Madison rubbed her eyes. “The good news first,” she said. I’d have gone the other way.
“The good news is that three of the agencies we need—Transportation, Education, and Corrections—have offices in at least one county where there are no veterans applying. So we could hire these people for jobs in those counties and not have to deal with veterans.”
“What counties?” she asked.
“Two in Norfolk County and one in Summit County.”
“Those are downstate,” she said. “Rick Harmoning’s people live up here. That’s no good.”
“So we hire them for jobs down there and then transfer them, almost immediately, up here. They’ll already have the jobs so we don’t have to deal with veterans’ preferences. A job transfer doesn’t count.”
She looked at me, then Mac, and nodded. “Okay, so for three of the five agencies, we get them jobs by
moving
the jobs to counties without veterans waiting in line.”

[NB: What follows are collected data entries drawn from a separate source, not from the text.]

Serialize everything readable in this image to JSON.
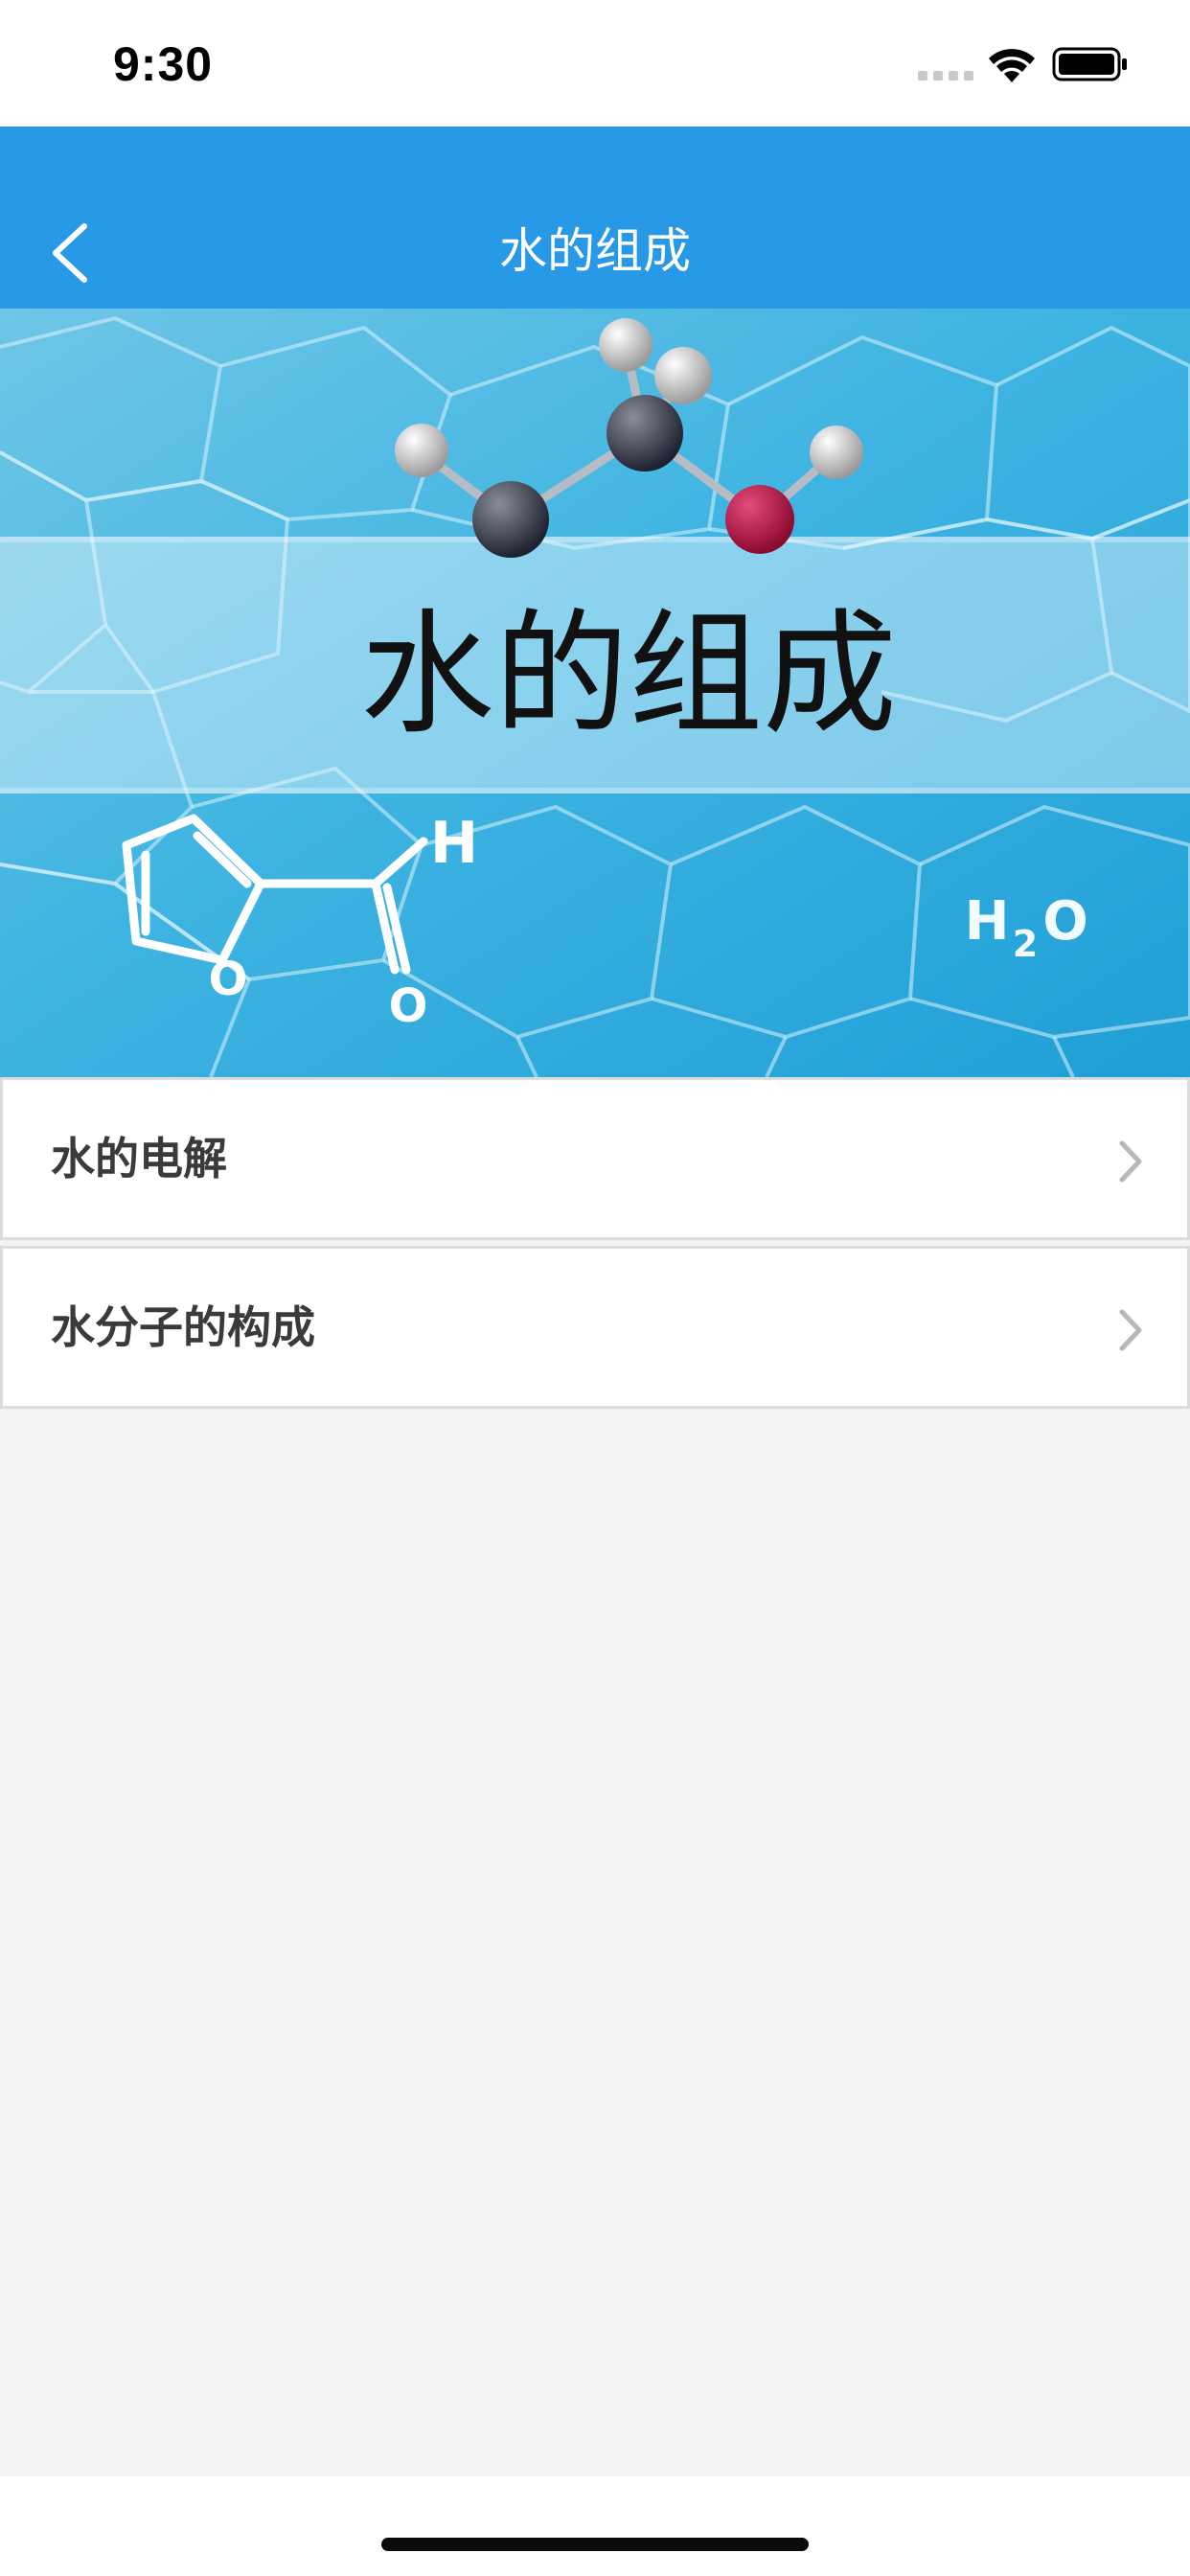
{
  "status_bar": {
    "time": "9:30"
  },
  "nav": {
    "title": "水的组成",
    "back_icon": "chevron-left-icon"
  },
  "banner": {
    "title": "水的组成",
    "formula_h": "H",
    "formula_sub": "2",
    "formula_o": "O",
    "atom_label_o": "O",
    "atom_label_h": "H"
  },
  "list": {
    "items": [
      {
        "label": "水的电解",
        "icon": "chevron-right-icon"
      },
      {
        "label": "水分子的构成",
        "icon": "chevron-right-icon"
      }
    ]
  },
  "colors": {
    "nav_bar": "#2899e6",
    "background": "#f3f3f3",
    "list_text": "#3a3a3a"
  }
}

“Right. And then move them back, once the job is theirs.”
She rolled her hand for me to continue. “What about the other two?”
“The other two agencies—Commerce and Community Affairs and Public Health—we’re fucked,” I said. “But we can hire those people as interns.”
“
Interns?
That’s not going to work. These people don’t want minimum-wage contracts. They want full-time employment with a salary and benefits.”